Viele Ideen für neue Wege

Das Stadtmuseum Erlangen wird in den nächsten Jahren erweitert und neugestaltet

Das ehemalige Altstädter Rathaus in Erlangen, vollendet im Jahr 1740, ist ein monumentaler Quader aus Sandstein. Mit seinen drei Geschossen, dem Gewölbekeller und bekrönt von einem Mansardendach dominiert es den Martin-Luther-Platz. Seit 1964 beherbergt dieser Barockbau das Stadtmuseum. Die Historikerin Brigitte Korn hat hier vor drei Jahren die Leitung übernommen. Nun steht die Zukunft des Hauses ganz im Zeichen des Wandels.

Juwel in der Altstadt: Das Stadtmuseum Erlangen wird erweitert

Korn hat viele Ideen. Die wird sie auch brauchen. Denn vor kurzem hat der Stadtrat beschlossen, das Museum baulich erweitern zu wollen. Damit wird auch die Neuaufstellung der Dauerausstellung verbunden sein. Wann genau die Planungen für den Anbau starten und wann sie abgeschlossen sein werden, ist noch offen. Am Horizont zeichnet sich derweil das Jahr 2025 als Ziel für die Fertigstellung ab. Das Museumsteam will sich bereits ab dem kommenden Jahr auf den Weg machen. „Ein Museum ist schließlich ein Dampfer und kein Schnellboot, das sofort reagieren kann“, sagt Korn, die sich sehr auf die bevorstehende Herausforderung freut. „Weil ich gerne aktiv gestalte.“ Das hatte sie zuvor schon als Leiterin des Fembo-Hauses in Nürnberg getan.

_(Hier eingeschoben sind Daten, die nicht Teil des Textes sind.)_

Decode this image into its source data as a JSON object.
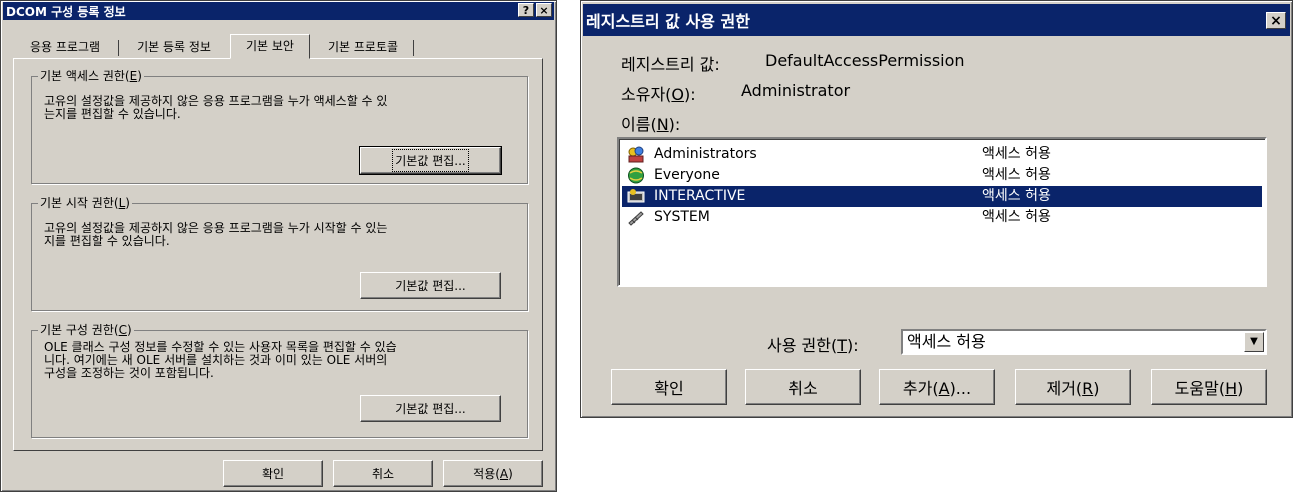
{
  "dcom": {
    "title": "DCOM 구성 등록 정보",
    "title_buttons": {
      "help": "?",
      "close": "×"
    },
    "tabs": [
      {
        "label": "응용 프로그램"
      },
      {
        "label": "기본 등록 정보"
      },
      {
        "label": "기본 보안"
      },
      {
        "label": "기본 프로토콜"
      }
    ],
    "groups": [
      {
        "legend_text": "기본 액세스 권한(",
        "legend_key": "E",
        "legend_end": ")",
        "desc_line1": "고유의 설정값을 제공하지 않은 응용 프로그램을 누가 액세스할 수 있",
        "desc_line2": "는지를 편집할 수 있습니다.",
        "desc_line3": "",
        "button": "기본값 편집..."
      },
      {
        "legend_text": "기본 시작 권한(",
        "legend_key": "L",
        "legend_end": ")",
        "desc_line1": "고유의 설정값을 제공하지 않은 응용 프로그램을 누가 시작할 수 있는",
        "desc_line2": "지를 편집할 수 있습니다.",
        "desc_line3": "",
        "button": "기본값 편집..."
      },
      {
        "legend_text": "기본 구성 권한(",
        "legend_key": "C",
        "legend_end": ")",
        "desc_line1": "OLE 클래스 구성 정보를 수정할 수 있는 사용자 목록을 편집할 수 있습",
        "desc_line2": "니다. 여기에는 새 OLE 서버를 설치하는 것과 이미 있는 OLE 서버의",
        "desc_line3": "구성을 조정하는 것이 포함됩니다.",
        "button": "기본값 편집..."
      }
    ],
    "ok": "확인",
    "cancel": "취소",
    "apply_text": "적용(",
    "apply_key": "A",
    "apply_end": ")"
  },
  "reg": {
    "title": "레지스트리 값 사용 권한",
    "close": "×",
    "value_label": "레지스트리 값:",
    "value": "DefaultAccessPermission",
    "owner_label_text": "소유자(",
    "owner_label_key": "O",
    "owner_label_end": "):",
    "owner": "Administrator",
    "names_label_text": "이름(",
    "names_label_key": "N",
    "names_label_end": "):",
    "entries": [
      {
        "name": "Administrators",
        "perm": "액세스 허용",
        "icon": "group-icon"
      },
      {
        "name": "Everyone",
        "perm": "액세스 허용",
        "icon": "globe-icon"
      },
      {
        "name": "INTERACTIVE",
        "perm": "액세스 허용",
        "icon": "interactive-icon",
        "selected": true
      },
      {
        "name": "SYSTEM",
        "perm": "액세스 허용",
        "icon": "system-icon"
      }
    ],
    "access_label_text": "사용 권한(",
    "access_label_key": "T",
    "access_label_end": "):",
    "access_value": "액세스 허용",
    "buttons": {
      "ok": "확인",
      "cancel": "취소",
      "add_text": "추가(",
      "add_key": "A",
      "add_end": ")...",
      "remove_text": "제거(",
      "remove_key": "R",
      "remove_end": ")",
      "help_text": "도움말(",
      "help_key": "H",
      "help_end": ")"
    }
  }
}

Brigitte Korn bei der Vernissage zur Ausstellung „Macht und Millionen“.

Während bislang nur rund 600 Quadratmeter für die Schausammlung im Stadtmuseum Erlangen und 350 Quadratmeter für die Sonderausstellungen zur Verfügung stehen, soll die Neukonzeption des Stadtmuseums mit einem Anbau die Fläche nahezu verdoppeln. Das sei Korn zufolge auch dringend notwendig. „Unter den Stadtmuseen der Metropolregion Nürnberg haben wir die kleinste Dauerausstellung überhaupt“, sagt sie. Viele Themen können nur angerissen werden, auf andere musste man ganz verzichten. Der Bedeutung der vielschichtigen Historie Erlangens als heutiger Industrie- und Universitätsstadt könne man so aber auf Dauer nicht gerecht werden.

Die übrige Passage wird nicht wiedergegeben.